A invasão russa da Ucrânia está a afetar o mundo da dança. Para além de em poucos dias terem sido canceladas tournées e apresentações, estamos a assistir a uma debandada de bailarinos de todas as idades e proveniências, que reuniram esforços para sair da Rússia em pleno desacordo com as ações de Moscovo.
Caso proeminente é o de Xander Parish, de 37 anos – bailarino inglês agraciado com a Ordem do Império Britânico pelos serviços nas relações culturais entre a Rússia e o Reino Unido – ex-bailarino principal do Teatro Mariinsky de São Petersburgo. Em março, com a mulher, Anastasia Demidova, 23 anos, também do mesmo teatro, tomou a decisão de abandonar a Rússia.
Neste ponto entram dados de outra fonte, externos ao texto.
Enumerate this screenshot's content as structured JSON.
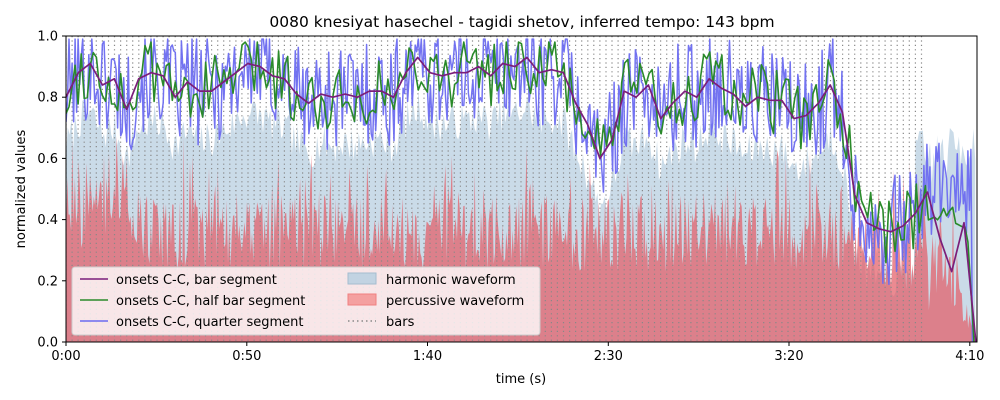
{
  "chart_data": {
    "type": "line",
    "title": "0080 knesiyat hasechel - tagidi shetov, inferred tempo: 143 bpm",
    "xlabel": "time (s)",
    "ylabel": "normalized values",
    "xlim": [
      0,
      252
    ],
    "ylim": [
      0,
      1.0
    ],
    "x_ticks": [
      {
        "value": 0,
        "label": "0:00"
      },
      {
        "value": 50,
        "label": "0:50"
      },
      {
        "value": 100,
        "label": "1:40"
      },
      {
        "value": 150,
        "label": "2:30"
      },
      {
        "value": 200,
        "label": "3:20"
      },
      {
        "value": 250,
        "label": "4:10"
      }
    ],
    "y_ticks": [
      {
        "value": 0.0,
        "label": "0.0"
      },
      {
        "value": 0.2,
        "label": "0.2"
      },
      {
        "value": 0.4,
        "label": "0.4"
      },
      {
        "value": 0.6,
        "label": "0.6"
      },
      {
        "value": 0.8,
        "label": "0.8"
      },
      {
        "value": 1.0,
        "label": "1.0"
      }
    ],
    "legend_placement": "lower-left",
    "bar_interval_s": 1.6783,
    "bars_end_s": 238.3,
    "series": [
      {
        "name": "onsets C-C, bar segment",
        "kind": "line",
        "color": "#7b1e7a",
        "x": [
          0,
          3.4,
          6.7,
          10.1,
          13.4,
          16.8,
          20.1,
          23.5,
          26.9,
          30.2,
          33.6,
          36.9,
          40.3,
          43.6,
          47.0,
          50.3,
          53.7,
          57.1,
          60.4,
          63.8,
          67.1,
          70.5,
          73.8,
          77.2,
          80.6,
          83.9,
          87.3,
          90.6,
          94.0,
          97.3,
          100.7,
          104.0,
          107.4,
          110.8,
          114.1,
          117.5,
          120.8,
          124.2,
          127.5,
          130.9,
          134.3,
          137.6,
          141.0,
          144.3,
          147.7,
          151.0,
          154.4,
          157.7,
          161.1,
          164.5,
          167.8,
          171.2,
          174.5,
          177.9,
          181.2,
          184.6,
          188.0,
          191.3,
          194.7,
          198.0,
          201.4,
          204.7,
          208.1,
          211.4,
          214.8,
          218.2,
          221.5,
          224.9,
          228.2,
          231.6,
          234.9,
          238.3,
          241.7,
          245.0,
          248.4,
          251.7
        ],
        "y": [
          0.8,
          0.88,
          0.91,
          0.84,
          0.86,
          0.76,
          0.86,
          0.88,
          0.87,
          0.8,
          0.85,
          0.82,
          0.82,
          0.85,
          0.88,
          0.91,
          0.9,
          0.87,
          0.86,
          0.81,
          0.78,
          0.81,
          0.8,
          0.81,
          0.8,
          0.82,
          0.82,
          0.8,
          0.88,
          0.93,
          0.88,
          0.87,
          0.88,
          0.88,
          0.9,
          0.87,
          0.91,
          0.9,
          0.93,
          0.88,
          0.89,
          0.88,
          0.78,
          0.71,
          0.6,
          0.66,
          0.82,
          0.8,
          0.84,
          0.73,
          0.78,
          0.82,
          0.8,
          0.86,
          0.83,
          0.81,
          0.77,
          0.8,
          0.79,
          0.79,
          0.73,
          0.74,
          0.78,
          0.84,
          0.75,
          0.48,
          0.39,
          0.37,
          0.36,
          0.38,
          0.42,
          0.49,
          0.34,
          0.23,
          0.39,
          0.0
        ]
      },
      {
        "name": "onsets C-C, half bar segment",
        "kind": "line",
        "color": "#2a8a2a"
      },
      {
        "name": "onsets C-C, quarter segment",
        "kind": "line",
        "color": "#6b6bf0"
      },
      {
        "name": "harmonic waveform",
        "kind": "area",
        "color": "#b8cfe0"
      },
      {
        "name": "percussive waveform",
        "kind": "area",
        "color": "#f08080"
      },
      {
        "name": "bars",
        "kind": "vlines",
        "color": "#888888"
      }
    ]
  }
}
Estão agora no Ballet Nacional Norueguês. Ainda do Teatro Mariinsky, também a georgiana Lizi Avsajanishvili está agora com o Staatsballett em Berlim, Vsevolod Maievskyi partiu para a Semperoper de Dresden, o russo-americano Mikhail Barkidjidja rumou ao Ballet Australiano e Veronika Selivanova transferiu-se para o ballet Nacional Norueguês. Outro nome de relevo a abandonar o Mariinsky é o coreógrafo galardoado Ilya Jivoy, de 33 anos,que trabalhava no teatro desde 2008. “Quando a ‘operação especial’ [a guerra] começou, não podíamos ficar na Rússia, porque a minha mulher é de origem ucraniana e parte da nossa família mora na Ucrânia. Decidimos então ir para Tallinn [Estónia] e depois de um tempo percebi que não poderíamos voltar para a Rússia”, conta ao site Bumaga.
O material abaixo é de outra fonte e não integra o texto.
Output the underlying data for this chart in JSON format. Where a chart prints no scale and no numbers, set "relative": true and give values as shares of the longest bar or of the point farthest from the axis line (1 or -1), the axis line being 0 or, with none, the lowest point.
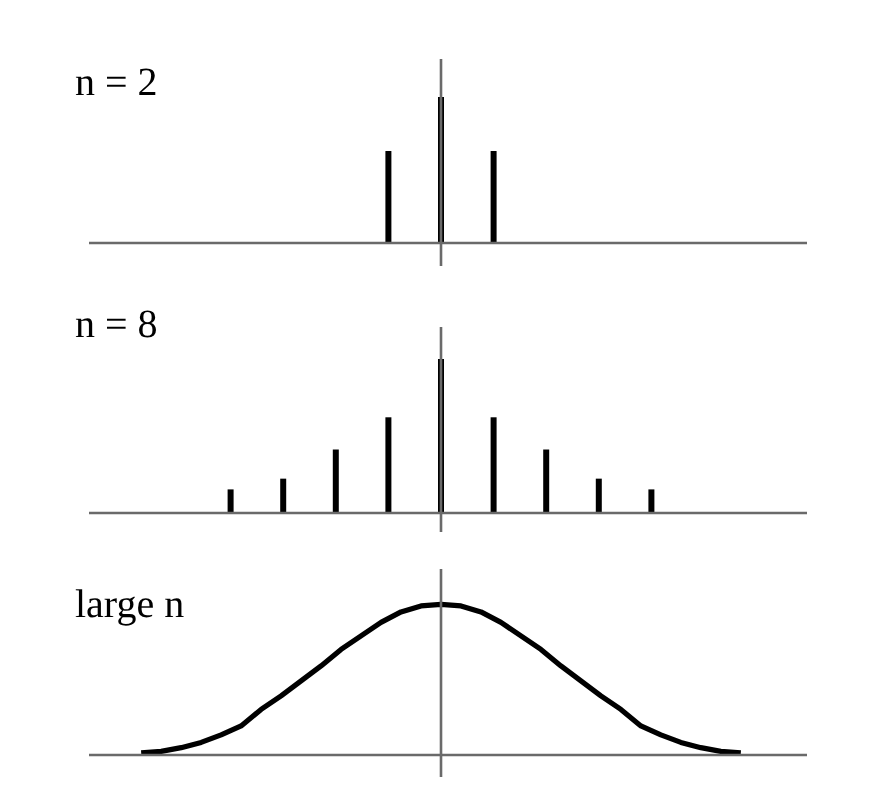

Do Teatro Mikhailovsky, em São Petersburgo, onde era bailarina principal, Svetlana Bednenko mudou-se para o Ballet am Rhein em Düsseldorf, na Alemanha. Já os também bailarinos principais Andrea Laššáková e Adrian Blake Mitchell apanharam um táxi até à fronteira com a Estónia (depois de sucessivos cancelamentos de voos), que cruzaram a pé. Atualmente, dão aulas online e participam em organizações sem fins lucrativos.
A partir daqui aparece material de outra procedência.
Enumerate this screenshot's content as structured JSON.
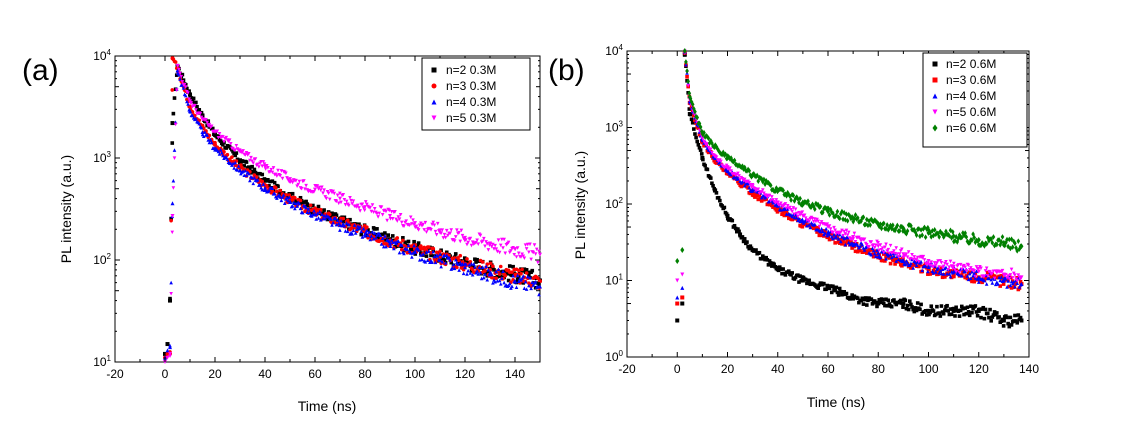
{
  "figure": {
    "panels": [
      {
        "label": "(a)"
      },
      {
        "label": "(b)"
      }
    ]
  },
  "chart_data": [
    {
      "type": "scatter",
      "panel": "(a)",
      "xlabel": "Time (ns)",
      "ylabel": "PL intensity (a.u.)",
      "xlim": [
        -20,
        150
      ],
      "ylim": [
        10,
        10000
      ],
      "yscale": "log",
      "xticks": [
        -20,
        0,
        20,
        40,
        60,
        80,
        100,
        120,
        140
      ],
      "yticks": [
        {
          "value": 10,
          "base": "10",
          "exp": "1"
        },
        {
          "value": 100,
          "base": "10",
          "exp": "2"
        },
        {
          "value": 1000,
          "base": "10",
          "exp": "3"
        },
        {
          "value": 10000,
          "base": "10",
          "exp": "4"
        }
      ],
      "legend_position": "top-right",
      "series": [
        {
          "name": "n=2 0.3M",
          "color": "#000000",
          "marker": "square",
          "x": [
            0,
            1,
            2,
            3,
            5,
            10,
            15,
            20,
            30,
            40,
            50,
            60,
            70,
            80,
            90,
            100,
            110,
            120,
            130,
            140,
            150
          ],
          "y": [
            12,
            15,
            40,
            2200,
            8000,
            4200,
            2600,
            1700,
            950,
            600,
            420,
            310,
            245,
            195,
            160,
            130,
            110,
            95,
            82,
            72,
            63
          ]
        },
        {
          "name": "n=3 0.3M",
          "color": "#ff0000",
          "marker": "circle",
          "x": [
            0,
            1,
            2,
            3,
            5,
            10,
            15,
            20,
            30,
            40,
            50,
            60,
            70,
            80,
            90,
            100,
            110,
            120,
            130,
            140,
            150
          ],
          "y": [
            11,
            12,
            12,
            9500,
            7600,
            3200,
            2000,
            1350,
            800,
            540,
            390,
            295,
            235,
            190,
            155,
            128,
            108,
            92,
            80,
            70,
            62
          ]
        },
        {
          "name": "n=4 0.3M",
          "color": "#0000ff",
          "marker": "triangle",
          "x": [
            0,
            1,
            2,
            3,
            5,
            10,
            15,
            20,
            30,
            40,
            50,
            60,
            70,
            80,
            90,
            100,
            110,
            120,
            130,
            140,
            150
          ],
          "y": [
            11,
            13,
            14,
            360,
            7200,
            2900,
            1800,
            1250,
            760,
            510,
            370,
            280,
            220,
            180,
            145,
            120,
            100,
            85,
            72,
            62,
            55
          ]
        },
        {
          "name": "n=5 0.3M",
          "color": "#ff00ff",
          "marker": "triangle-down",
          "x": [
            0,
            1,
            2,
            3,
            5,
            10,
            15,
            20,
            30,
            40,
            50,
            60,
            70,
            80,
            90,
            100,
            110,
            120,
            130,
            140,
            150
          ],
          "y": [
            10,
            11,
            12,
            270,
            8000,
            3600,
            2400,
            1800,
            1150,
            820,
            620,
            490,
            400,
            330,
            270,
            230,
            195,
            165,
            145,
            128,
            113
          ]
        }
      ]
    },
    {
      "type": "scatter",
      "panel": "(b)",
      "xlabel": "Time (ns)",
      "ylabel": "PL intensity (a.u.)",
      "xlim": [
        -20,
        140
      ],
      "ylim": [
        1,
        10000
      ],
      "yscale": "log",
      "xticks": [
        -20,
        0,
        20,
        40,
        60,
        80,
        100,
        120,
        140
      ],
      "yticks": [
        {
          "value": 1,
          "base": "10",
          "exp": "0"
        },
        {
          "value": 10,
          "base": "10",
          "exp": "1"
        },
        {
          "value": 100,
          "base": "10",
          "exp": "2"
        },
        {
          "value": 1000,
          "base": "10",
          "exp": "3"
        },
        {
          "value": 10000,
          "base": "10",
          "exp": "4"
        }
      ],
      "legend_position": "top-right",
      "series": [
        {
          "name": "n=2 0.6M",
          "color": "#000000",
          "marker": "square",
          "x": [
            0,
            2,
            3,
            5,
            10,
            15,
            20,
            25,
            30,
            40,
            50,
            60,
            70,
            80,
            90,
            100,
            110,
            120,
            130,
            137
          ],
          "y": [
            3,
            5,
            9000,
            1500,
            400,
            150,
            70,
            40,
            25,
            14,
            10,
            8,
            6,
            5,
            5,
            4,
            4,
            4,
            3,
            3
          ]
        },
        {
          "name": "n=3 0.6M",
          "color": "#ff0000",
          "marker": "square",
          "x": [
            0,
            2,
            3,
            5,
            10,
            15,
            20,
            30,
            40,
            50,
            60,
            70,
            80,
            90,
            100,
            110,
            120,
            130,
            137
          ],
          "y": [
            5,
            6,
            9500,
            2100,
            650,
            380,
            250,
            140,
            85,
            55,
            38,
            28,
            21,
            17,
            14,
            12,
            11,
            10,
            9
          ]
        },
        {
          "name": "n=4 0.6M",
          "color": "#0000ff",
          "marker": "triangle",
          "x": [
            0,
            2,
            3,
            5,
            10,
            15,
            20,
            30,
            40,
            50,
            60,
            70,
            80,
            90,
            100,
            110,
            120,
            130,
            137
          ],
          "y": [
            6,
            8,
            9800,
            2200,
            700,
            400,
            270,
            155,
            95,
            60,
            42,
            30,
            23,
            18,
            15,
            13,
            11,
            10,
            9
          ]
        },
        {
          "name": "n=5 0.6M",
          "color": "#ff00ff",
          "marker": "triangle-down",
          "x": [
            0,
            2,
            3,
            5,
            10,
            15,
            20,
            30,
            40,
            50,
            60,
            70,
            80,
            90,
            100,
            110,
            120,
            130,
            137
          ],
          "y": [
            10,
            12,
            9800,
            2300,
            720,
            420,
            290,
            170,
            105,
            70,
            50,
            37,
            28,
            22,
            18,
            15,
            13,
            12,
            11
          ]
        },
        {
          "name": "n=6 0.6M",
          "color": "#008000",
          "marker": "diamond",
          "x": [
            0,
            2,
            3,
            5,
            10,
            15,
            20,
            30,
            40,
            50,
            60,
            70,
            80,
            90,
            100,
            110,
            120,
            130,
            137
          ],
          "y": [
            18,
            25,
            10000,
            2500,
            850,
            560,
            400,
            240,
            150,
            105,
            80,
            65,
            55,
            48,
            42,
            38,
            34,
            31,
            28
          ]
        }
      ]
    }
  ]
}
O Teatro Bolshoi, o Grande teatro (em russo, bolshoi significa grande), em Moscovo, também sofreu baixas significativas: Jacopo Tissi, de 27 anos, retornou à sua Itália natal e é agora artista convidado do Teatro alla Scalla, em Milão, enquanto o brasileiro David Motta Soares, 25, rumou a Berlim e é bailarino principal no Staatsballett Berlin.
Joy Womack, 28 anos, a primeira americana a diplomar-se na prestigiada Academia Bolshoi, estava no Teatro de Astrakhan (cidade perto do Mar Cáspio) e mudou-se para a Ópera Nacional de Paris. Já o Ballet Nacional Georgiano recebeu a hispano-ucraniana Laura Fernandez Gromova, que saiu do Teatro Stanislavsky.
Com o ballet tão intimamente ligado à Rússia e o que esta simboliza de momento, alguns bailarinos das companhias russas, sobretudo estrangeiros e jovens, veem-se impelidos a abandonar abruptamente o país que os formou. A invasão ordenada por Putin pôs em marcha um processo rápido e em efeito dominó que significa para muitos abandonar o “sonho russo”.